When you read a dramatic headline, do you ever stop to think about the reality behind it? We have become accustomed to screaming headlines every few months informing us about the “rift with American Jewry” or that “American Jews are furious with Israel.” The subject of their anger is usually connected with the Women of the Wall or with conversion issues.
Well, last week I was invited to participate in an event with thousands of American Jews who were not at all angry. I met hundreds of high-schoolers and their mothers at a private girls’ school who belong to the Modern Orthodox sector. Most of the girls will come to study in Israel for their gap year and a sizable number will make Aliya.
I spoke at an event with Rachel Freier, the first haredi female judge in the US who belongs to the Bobov Hasidic sect. She told me about her children who live in Israel and that she was planning to fly to Israel to be in Meron for Lag Ba’Omer, as she does every year.
In Philadelphia, I was invited to one community that numbers hundreds of families, whose members span the spectrum of religious observance from secular to ultra-Orthodox, who are Americans and Israelis. Almost ten different prayer services are held under one roof, which not only serves as a synagogue but also as a community center that hosts lectures and cultural events. In Israel, these Jews would certainly have split up into ten different communities, and some of they may not even have joined a community.
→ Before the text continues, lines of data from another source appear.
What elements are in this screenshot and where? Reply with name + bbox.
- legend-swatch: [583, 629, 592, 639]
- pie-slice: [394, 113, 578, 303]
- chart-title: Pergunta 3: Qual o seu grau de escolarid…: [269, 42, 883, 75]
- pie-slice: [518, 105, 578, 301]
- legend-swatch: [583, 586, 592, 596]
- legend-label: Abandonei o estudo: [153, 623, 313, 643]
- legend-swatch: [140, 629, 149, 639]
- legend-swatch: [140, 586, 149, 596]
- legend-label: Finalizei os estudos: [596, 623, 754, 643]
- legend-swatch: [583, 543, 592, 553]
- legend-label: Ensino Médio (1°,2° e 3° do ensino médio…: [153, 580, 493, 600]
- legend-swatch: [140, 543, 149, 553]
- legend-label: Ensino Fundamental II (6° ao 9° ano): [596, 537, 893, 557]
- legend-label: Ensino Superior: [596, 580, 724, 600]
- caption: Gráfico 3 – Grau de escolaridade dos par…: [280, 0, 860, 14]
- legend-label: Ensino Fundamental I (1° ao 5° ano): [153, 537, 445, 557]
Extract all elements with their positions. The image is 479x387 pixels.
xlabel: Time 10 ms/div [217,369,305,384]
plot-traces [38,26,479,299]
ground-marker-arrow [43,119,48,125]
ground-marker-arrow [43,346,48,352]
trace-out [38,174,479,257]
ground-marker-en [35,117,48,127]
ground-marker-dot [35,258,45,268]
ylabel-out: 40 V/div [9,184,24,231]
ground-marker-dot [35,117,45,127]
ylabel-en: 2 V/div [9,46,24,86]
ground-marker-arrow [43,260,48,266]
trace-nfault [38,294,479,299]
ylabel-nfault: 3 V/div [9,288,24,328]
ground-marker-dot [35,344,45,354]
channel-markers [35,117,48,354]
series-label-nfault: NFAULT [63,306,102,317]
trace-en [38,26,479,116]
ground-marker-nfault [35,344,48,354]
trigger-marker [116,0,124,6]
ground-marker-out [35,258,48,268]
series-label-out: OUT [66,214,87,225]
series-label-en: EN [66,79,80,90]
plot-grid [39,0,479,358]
The Orthodox Union organized a mega-event of Torah learning at Citi Field in New York which attracted thousands of men and women, Israelis and Americans, young and old, who thronged to the baseball park, turning it for one day into a giant Bet Midrash.
Obviously, the people who attended these events do not represent or reflect the entire spectrum of American Jewry. In fact, most American Jews do not identify as either Orthodox or Reform. The younger generation of Jews are mostly unaffiliated and apathetic, and do not pay their membership dues to any synagogue at all. But one gets a sense of proportion after having participated in these events. We should be aware that whenever the spokesperson of the Reform movement in America issues a press release about the latest “crisis” we should not assume that this crisis is felt equally by the entire spectrum of American Jewry.
When we are told that “American Jews are disappointed” it is equally true to say that “American Jews are relieved.” This visit taught me that making unequivocal statements about American Jewry as a single entity is about as accurate as saying something unequivocal about Israeli Jews and assuming that it applies to all of us.